Advice On Statistical Model Comparison In Biogeobears

Statistical estimation of models via maximum likelihood (ML), statistical model choice using the likelihood ratio test, AIC, AICc, etc., have become ubiquitous in phylogenetics and many other fields, but they are still somewhat new in historical biogeography. Here I summarize of the basic principles and address a few common misunderstandings.

I do not introduce any equations here, rather, my goal is to briefly explain the terminology and concepts as they are used in discussions of BioGeoBEARS.

NOTE: I have also added an Excel spreadsheet, with the basic AIC, AICc, and LRT calculations done by hand, to compare to an example BioGeoBEARS output. See "Files" at the bottom of the page, or this link: http://phylo.wikidot.com/local--files/advice-on-statistical-model-comparison-in-biogeobears/LRT_AIC_tables_v2.xlsx

Terminology

(link to this section)

Here are the basic terms used in discussions of likelihood-based estimation and model-testing.
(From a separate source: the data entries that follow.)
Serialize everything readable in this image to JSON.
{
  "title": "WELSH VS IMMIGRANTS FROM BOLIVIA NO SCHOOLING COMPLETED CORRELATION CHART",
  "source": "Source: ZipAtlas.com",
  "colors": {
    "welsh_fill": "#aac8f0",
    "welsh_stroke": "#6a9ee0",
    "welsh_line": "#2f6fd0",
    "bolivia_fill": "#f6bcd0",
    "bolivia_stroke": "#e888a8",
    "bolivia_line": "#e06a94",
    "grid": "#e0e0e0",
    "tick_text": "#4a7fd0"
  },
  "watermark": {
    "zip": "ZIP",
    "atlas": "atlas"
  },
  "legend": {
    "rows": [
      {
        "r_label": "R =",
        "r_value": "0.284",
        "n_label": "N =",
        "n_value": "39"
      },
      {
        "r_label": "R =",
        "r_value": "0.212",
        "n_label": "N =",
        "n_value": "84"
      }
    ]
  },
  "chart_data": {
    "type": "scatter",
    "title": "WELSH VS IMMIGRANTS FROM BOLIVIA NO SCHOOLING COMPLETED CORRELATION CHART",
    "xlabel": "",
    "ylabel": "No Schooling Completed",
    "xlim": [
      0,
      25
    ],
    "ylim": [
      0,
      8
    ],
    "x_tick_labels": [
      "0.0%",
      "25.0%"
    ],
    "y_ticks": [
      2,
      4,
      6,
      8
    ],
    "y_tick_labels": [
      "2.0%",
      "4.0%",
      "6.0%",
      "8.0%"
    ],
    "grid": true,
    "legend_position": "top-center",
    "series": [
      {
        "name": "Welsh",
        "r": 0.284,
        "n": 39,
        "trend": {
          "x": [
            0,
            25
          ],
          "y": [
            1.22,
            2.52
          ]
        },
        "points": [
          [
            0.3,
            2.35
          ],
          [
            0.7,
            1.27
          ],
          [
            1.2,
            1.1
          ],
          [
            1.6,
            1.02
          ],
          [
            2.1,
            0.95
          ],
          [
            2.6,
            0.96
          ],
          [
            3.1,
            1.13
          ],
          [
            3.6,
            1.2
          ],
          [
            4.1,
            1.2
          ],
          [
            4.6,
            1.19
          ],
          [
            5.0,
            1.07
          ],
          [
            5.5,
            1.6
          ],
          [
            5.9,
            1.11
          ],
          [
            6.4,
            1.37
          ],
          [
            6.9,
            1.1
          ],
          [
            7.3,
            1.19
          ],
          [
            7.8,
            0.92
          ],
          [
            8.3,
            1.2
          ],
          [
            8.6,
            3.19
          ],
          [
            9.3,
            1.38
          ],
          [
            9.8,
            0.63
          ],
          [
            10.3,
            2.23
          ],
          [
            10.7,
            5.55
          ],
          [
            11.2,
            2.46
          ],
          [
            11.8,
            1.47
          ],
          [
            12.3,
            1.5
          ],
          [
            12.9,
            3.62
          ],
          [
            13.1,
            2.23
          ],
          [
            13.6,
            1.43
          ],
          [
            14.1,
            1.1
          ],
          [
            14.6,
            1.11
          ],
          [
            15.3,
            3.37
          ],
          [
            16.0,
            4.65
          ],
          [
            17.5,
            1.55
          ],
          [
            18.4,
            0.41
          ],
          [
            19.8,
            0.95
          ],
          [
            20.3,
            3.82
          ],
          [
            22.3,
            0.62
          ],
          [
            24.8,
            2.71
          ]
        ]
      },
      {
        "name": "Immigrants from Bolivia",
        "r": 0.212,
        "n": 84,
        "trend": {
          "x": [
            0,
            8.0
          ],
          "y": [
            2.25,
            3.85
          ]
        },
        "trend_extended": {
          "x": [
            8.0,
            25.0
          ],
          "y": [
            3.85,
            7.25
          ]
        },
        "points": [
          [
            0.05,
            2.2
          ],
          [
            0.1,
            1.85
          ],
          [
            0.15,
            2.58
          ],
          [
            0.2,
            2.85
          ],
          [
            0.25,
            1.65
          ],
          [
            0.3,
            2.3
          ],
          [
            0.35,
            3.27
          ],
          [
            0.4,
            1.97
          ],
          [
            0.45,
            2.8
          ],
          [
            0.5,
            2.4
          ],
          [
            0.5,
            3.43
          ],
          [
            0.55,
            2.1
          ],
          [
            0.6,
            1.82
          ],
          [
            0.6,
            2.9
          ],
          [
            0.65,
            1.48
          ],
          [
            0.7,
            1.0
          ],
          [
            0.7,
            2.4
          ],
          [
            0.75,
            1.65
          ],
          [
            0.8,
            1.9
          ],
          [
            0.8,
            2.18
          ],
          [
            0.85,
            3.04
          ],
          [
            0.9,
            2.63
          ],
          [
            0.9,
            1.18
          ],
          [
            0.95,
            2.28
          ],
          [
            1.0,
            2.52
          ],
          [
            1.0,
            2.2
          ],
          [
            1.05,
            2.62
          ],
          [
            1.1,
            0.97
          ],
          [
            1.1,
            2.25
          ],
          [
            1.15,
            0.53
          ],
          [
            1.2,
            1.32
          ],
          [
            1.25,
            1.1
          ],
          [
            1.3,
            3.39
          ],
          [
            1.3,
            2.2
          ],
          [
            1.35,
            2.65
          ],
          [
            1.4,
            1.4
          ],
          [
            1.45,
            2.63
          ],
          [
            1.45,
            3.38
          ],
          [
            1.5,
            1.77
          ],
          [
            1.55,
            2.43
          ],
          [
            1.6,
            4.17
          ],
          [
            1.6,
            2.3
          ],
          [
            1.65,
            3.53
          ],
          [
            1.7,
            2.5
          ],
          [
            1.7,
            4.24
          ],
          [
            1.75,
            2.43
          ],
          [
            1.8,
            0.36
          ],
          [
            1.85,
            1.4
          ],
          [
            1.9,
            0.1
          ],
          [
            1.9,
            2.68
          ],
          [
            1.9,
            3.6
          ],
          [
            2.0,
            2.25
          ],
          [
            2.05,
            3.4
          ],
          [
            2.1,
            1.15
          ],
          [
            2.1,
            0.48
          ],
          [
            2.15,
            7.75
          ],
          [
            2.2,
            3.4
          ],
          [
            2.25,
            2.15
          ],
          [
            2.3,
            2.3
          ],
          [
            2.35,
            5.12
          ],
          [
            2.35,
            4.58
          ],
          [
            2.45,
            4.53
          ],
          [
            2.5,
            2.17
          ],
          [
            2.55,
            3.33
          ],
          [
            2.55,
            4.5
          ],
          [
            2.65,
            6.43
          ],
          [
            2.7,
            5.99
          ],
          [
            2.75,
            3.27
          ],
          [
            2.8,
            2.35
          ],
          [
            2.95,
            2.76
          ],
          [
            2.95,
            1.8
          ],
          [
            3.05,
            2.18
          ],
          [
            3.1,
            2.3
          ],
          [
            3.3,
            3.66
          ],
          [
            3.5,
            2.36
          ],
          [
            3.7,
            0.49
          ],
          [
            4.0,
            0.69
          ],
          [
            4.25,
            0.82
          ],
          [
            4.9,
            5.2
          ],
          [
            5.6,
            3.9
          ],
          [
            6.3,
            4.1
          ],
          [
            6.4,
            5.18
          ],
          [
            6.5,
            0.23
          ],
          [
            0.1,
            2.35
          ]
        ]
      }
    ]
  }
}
  • Likelihood = P(data|model) = probability of the data, given a model. Note that this is a technical definition and not identical with colloquial understandings of the word "likelihood".
  • LnL = log of the likelihood. Note this is always the NATURAL log.
  • Maximum Likelihood (ML) = a statistical technique for estimating model parameters by finding those parameters that maximize the probability of the data under the model (the likelihood). For simple problems, the ML solution can be found analytically by taking the equation that gives the likelihood as a function of a parameter, taking the derivative of the equation, and solving for 0 (which represents the point where the slope is flat, presumably the maximum of the curve). For more complex problems, an iterative "hill-climbing" routine is used to find the likelihood peak. There are a wide variety of such algorithms, and some will work better on some problems than others.
  • Parameter = A number in the likelihood equation which may vary (if it's a free parameter) or not (if it's a fixed parameter).
  • Data = Observations, which do not vary once they are collected.
  • AIC = Akaike Information Criterion, a likelihood-based measure of model fit that penalizes more complex models (more complex = more free parameters).
  • AICc = Akaike Information Criterion, with correction for sample size (corrected AIC, or second-order Akaike Information Criterion)

Higher LnL corresponds to higher data probability, so higher (less negative) LnLs are better, representing better model fit to the data. LnL = -2 is better than LnL = -5.

To convert LnL to plain likelihood, take eLnL. In R, this is the exp() function; see script below.

For calculation of AIC etc., see Brian O'Meara's webpage and references therein: http://www.brianomeara.info/tutorials/aic

Note that with AIC, AICc, etc., lower is better. Lower AIC indicates better model fit. So, AIC = 10 is better than AIC = 100.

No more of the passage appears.